(Ocaso en mujer que no conocí. Marrakech, Verónica 2013)
Sugerencia musical para la lectura: The Godfather Waltz
Hace tanto tiempo que ocurrió, que apenas lo recuerdo. Haría falta un buen montón de dinero para poder rescatarlo todo de la memoria, pero no de la mía, sino de la memoria colectiva del pueblo de Ogeuf.
Ogeuf es una población pequeña, y vienen de tan antiguo sus habitantes que nadie se conoce por el verdadero nombre de pila, sino por el mote de sus familias. Son apelativos heredados por los lugareños generación tras generación. Los aceptan resignados, y cuelgan de sus cuellos como pesados carteles que les encorvan el amor propio. Son los malos nombres que los señalan, aunque nada tengan que ver con su auténtica ocupación ni idiosincrasia.
Así, el Magdaleno no se dedica a la fabricación de deliciosos bollos, sino que regenta un locutorio cochambroso (y con «trastienda feliz», como constaba a algunos de sus paisanos) en el pueblo vecino. La Botines, aunque sí tuvo la única zapatería del lugar, que antes fuera de su madre, trabaja ahora de camarera-cocinera-asistenta en el bar local. Solo hay una excepción: el Negro.
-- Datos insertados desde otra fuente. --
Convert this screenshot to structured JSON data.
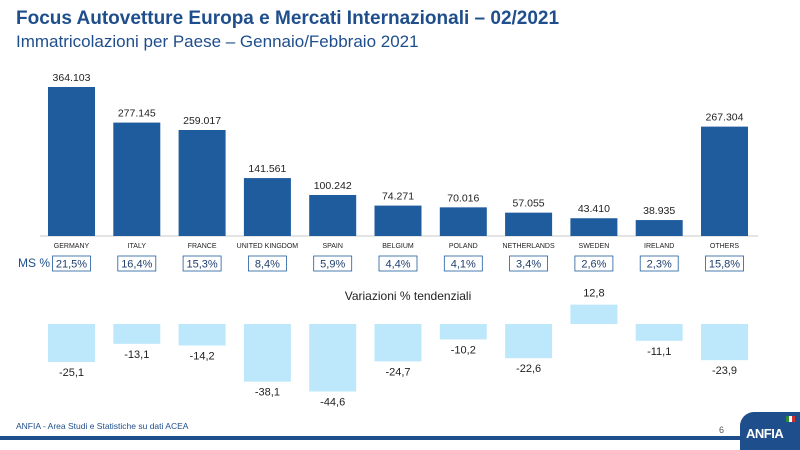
{
  "header": {
    "title": "Focus Autovetture Europa e Mercati Internazionali – 02/2021",
    "subtitle": "Immatricolazioni per Paese – Gennaio/Febbraio 2021"
  },
  "ms_label": "MS %",
  "footer": {
    "source": "ANFIA - Area Studi e Statistiche su dati ACEA",
    "page_number": "6",
    "logo_text": "ANFIA"
  },
  "colors": {
    "bar": "#1f5c9e",
    "variation_bar": "#bde8fb",
    "ms_box_border": "#1f5c9e",
    "title": "#1f4e8c"
  },
  "chart_data": [
    {
      "type": "bar",
      "categories": [
        "GERMANY",
        "ITALY",
        "FRANCE",
        "UNITED KINGDOM",
        "SPAIN",
        "BELGIUM",
        "POLAND",
        "NETHERLANDS",
        "SWEDEN",
        "IRELAND",
        "OTHERS"
      ],
      "values": [
        364103,
        277145,
        259017,
        141561,
        100242,
        74271,
        70016,
        57055,
        43410,
        38935,
        267304
      ],
      "value_labels": [
        "364.103",
        "277.145",
        "259.017",
        "141.561",
        "100.242",
        "74.271",
        "70.016",
        "57.055",
        "43.410",
        "38.935",
        "267.304"
      ],
      "ms_values": [
        21.5,
        16.4,
        15.3,
        8.4,
        5.9,
        4.4,
        4.1,
        3.4,
        2.6,
        2.3,
        15.8
      ],
      "ms_labels": [
        "21,5%",
        "16,4%",
        "15,3%",
        "8,4%",
        "5,9%",
        "4,4%",
        "4,1%",
        "3,4%",
        "2,6%",
        "2,3%",
        "15,8%"
      ],
      "ylim": [
        0,
        364103
      ]
    },
    {
      "type": "bar",
      "title": "Variazioni % tendenziali",
      "categories": [
        "GERMANY",
        "ITALY",
        "FRANCE",
        "UNITED KINGDOM",
        "SPAIN",
        "BELGIUM",
        "POLAND",
        "NETHERLANDS",
        "SWEDEN",
        "IRELAND",
        "OTHERS"
      ],
      "values": [
        -25.1,
        -13.1,
        -14.2,
        -38.1,
        -44.6,
        -24.7,
        -10.2,
        -22.6,
        12.8,
        -11.1,
        -23.9
      ],
      "value_labels": [
        "-25,1",
        "-13,1",
        "-14,2",
        "-38,1",
        "-44,6",
        "-24,7",
        "-10,2",
        "-22,6",
        "12,8",
        "-11,1",
        "-23,9"
      ],
      "ylim": [
        -44.6,
        12.8
      ]
    }
  ]
}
Es más negro que la pez y llegó a Ogeuf procedente de África hace trece meses.
Lo que ocurrió fue algo rápido, sencillo: un estallido. No obstante, resulta fundamental conocer la cronología de los hechos para poder determinar el origen de tanta desolación. Todos señalaban la fiesta del pueblo vecino, Asarb, como la causa principal. Pero los asarbenses se negaban a aceptar que el jubileo por el nacimiento de su patrón, San Nobrac, pudiera verse mancillado por tal denuncia.
El consistorio de Ogeuf había prendido como si fuera la casa de paja del cerdito más holgazán. Las llamas devoraron con avidez sus muebles de al menos doscientos años de antigüedad, pero, sobre todo, los fardos de papeles, entre los que se hallaban las partidas de nacimiento de cuantos habían poblado Ogeuf desde 1800. La onomástica ogeufense ascendió a los cielos en negros y delgados veleros de ceniza en el día de San Nobrac. Los verdaderos nombres de aquellas gentes fueron a confundirse con las nubes para llover un día, quién sabe dónde, en forma de corrosiva maldición.